Fund-Level Financial Statements

Fund-level statements present financial information for each major fund individually, along with a total column for nonmajor funds. Governmental funds have a Balance Sheet and a Statement of Revenues, Expenditures, and Changes in Fund Balances. Proprietary funds have a Statement of Net Position, a Statement of Revenues, Expenses, and Changes in Net Position, and a Statement of Cash Flows.

A reconciliation schedule bridges the difference between the fund-level and government-wide statements. The exam frequently tests this reconciliation, so make sure you understand which adjustments are needed, such as adding back capital assets, removing long-term debt proceeds, and adjusting for depreciation expense.
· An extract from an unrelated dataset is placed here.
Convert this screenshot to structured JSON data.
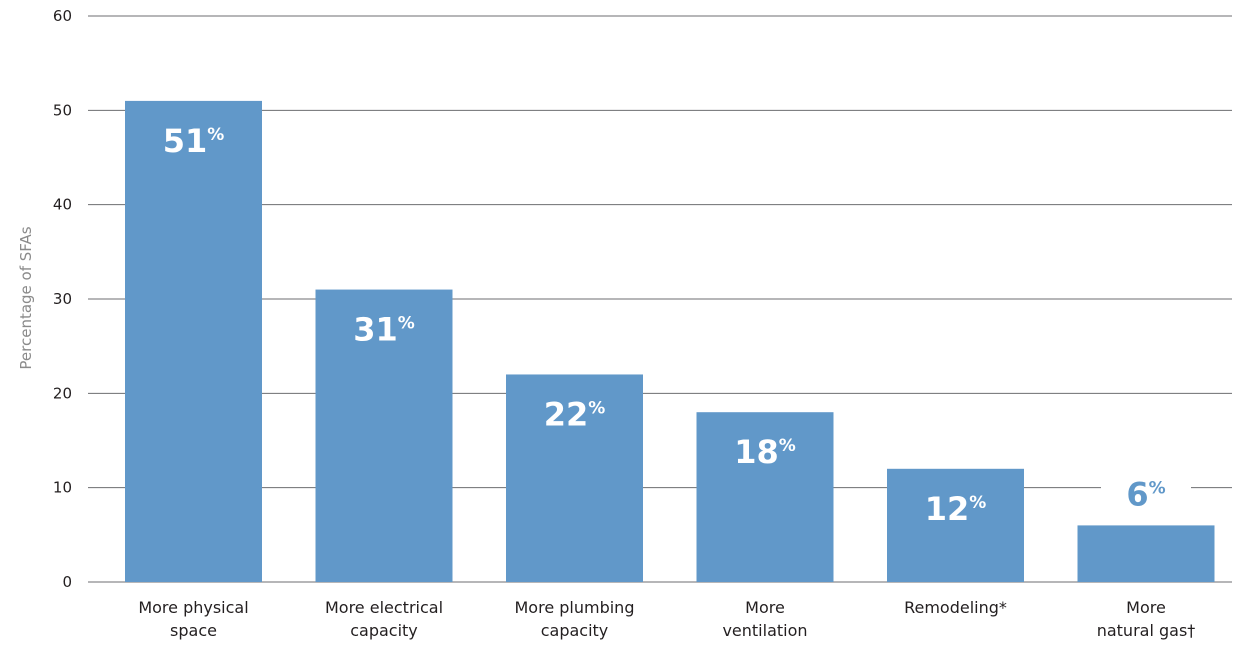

Fund Balance Classifications Under GASB 54

GASB 54 replaced the old reserved and unreserved fund balance categories with a hierarchy of five classifications. You should know these cold for the exam:

  1. Nonspendable - Resources that cannot be spent because of their form (inventory, prepaid items) or because they must be maintained intact (permanent fund principal).
  2. Restricted - Resources subject to externally enforceable restrictions imposed by creditors, grantors, or laws of other governments.
  3. Committed - Resources constrained by the government's highest level of decision-making authority. Requires formal action to set and to remove.
  4. Assigned - Resources intended for a specific purpose by the governing body or an authorized official. Less formal than committed.
  5. Unassigned - The residual classification for the general fund. Only the general fund can report a positive unassigned fund balance.
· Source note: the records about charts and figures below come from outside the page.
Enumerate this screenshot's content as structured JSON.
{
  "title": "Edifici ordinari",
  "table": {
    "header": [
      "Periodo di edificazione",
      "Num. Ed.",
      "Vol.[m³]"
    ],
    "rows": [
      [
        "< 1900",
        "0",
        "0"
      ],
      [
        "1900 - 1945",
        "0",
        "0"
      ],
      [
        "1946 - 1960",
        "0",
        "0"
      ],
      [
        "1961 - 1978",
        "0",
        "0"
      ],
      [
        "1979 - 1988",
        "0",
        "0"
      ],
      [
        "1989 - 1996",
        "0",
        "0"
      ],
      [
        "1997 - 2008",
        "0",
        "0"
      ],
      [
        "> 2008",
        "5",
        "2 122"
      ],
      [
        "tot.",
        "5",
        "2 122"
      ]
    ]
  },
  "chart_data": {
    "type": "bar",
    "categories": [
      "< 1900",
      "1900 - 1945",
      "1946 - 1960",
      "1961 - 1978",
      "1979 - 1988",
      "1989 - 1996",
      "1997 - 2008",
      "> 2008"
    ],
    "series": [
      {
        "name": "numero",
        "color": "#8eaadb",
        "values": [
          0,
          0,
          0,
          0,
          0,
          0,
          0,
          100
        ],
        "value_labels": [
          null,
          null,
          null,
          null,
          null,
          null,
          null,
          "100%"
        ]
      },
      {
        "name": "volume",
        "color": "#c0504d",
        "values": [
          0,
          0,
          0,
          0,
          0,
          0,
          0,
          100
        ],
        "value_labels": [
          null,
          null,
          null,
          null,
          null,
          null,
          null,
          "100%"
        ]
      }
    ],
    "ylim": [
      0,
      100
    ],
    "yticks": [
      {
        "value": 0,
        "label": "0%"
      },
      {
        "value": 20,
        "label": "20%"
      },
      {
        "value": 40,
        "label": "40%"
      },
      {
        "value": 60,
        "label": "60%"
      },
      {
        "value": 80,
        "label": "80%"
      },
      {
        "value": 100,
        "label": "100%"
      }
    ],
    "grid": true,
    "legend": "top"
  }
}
Study Tips for Governmental Accounting

Governmental accounting rewards systematic study. Here are strategies that consistently help candidates master this material:

  • Learn the framework first. Before diving into details, make sure you understand the three fund categories, two measurement focuses, and two bases of accounting.
  • Create comparison tables. Make a table comparing governmental funds, proprietary funds, and fiduciary funds side by side, including measurement focus, basis of accounting, and financial statement formats.
  • Practice journal entries in context. Work through journal entries for property tax revenue recognition, encumbrances, and interfund transfers.
  • Focus on reconciliation adjustments. The bridge between fund-level and government-wide statements is a high-yield exam topic.
  • Use process of elimination. Many governmental accounting questions can be narrowed down by simply asking which basis of accounting applies.

Common Exam Pitfalls

Watch out for these frequently tested traps:

  • Confusing expenditures (governmental fund term) with expenses (proprietary fund and government-wide term).
  • Forgetting that capital assets and long-term liabilities are NOT reported on governmental fund financial statements.
  • Assuming all tax revenue is recognized immediately. Under modified accrual, it must be available.
  • Including fiduciary funds in the government-wide statements. They are always excluded.
  • Mixing up GASB standards with FASB standards in a governmental context.

Putting It All Together

Governmental accounting on the CPA Exam is not about memorizing hundreds of rules. It is about understanding a framework that differs fundamentally from corporate accounting and then applying that framework to specific scenarios. If you know the fund types, understand modified accrual, and can navigate between government-wide and fund-level statements, you will be well prepared to handle whatever the exam presents.

If you want a structured, efficient way to master governmental accounting and the rest of the FAR section, Think CPA offers adaptive practice questions and clear visual explanations that break down these complex topics into manageable pieces. Our platform is designed to help you build the kind of deep understanding that translates into exam-day confidence.

Take it one fund type at a time, practice the journal entries, and keep the big picture in mind. Governmental accounting is absolutely learnable, and once it clicks, it can become one of your strongest areas on the exam.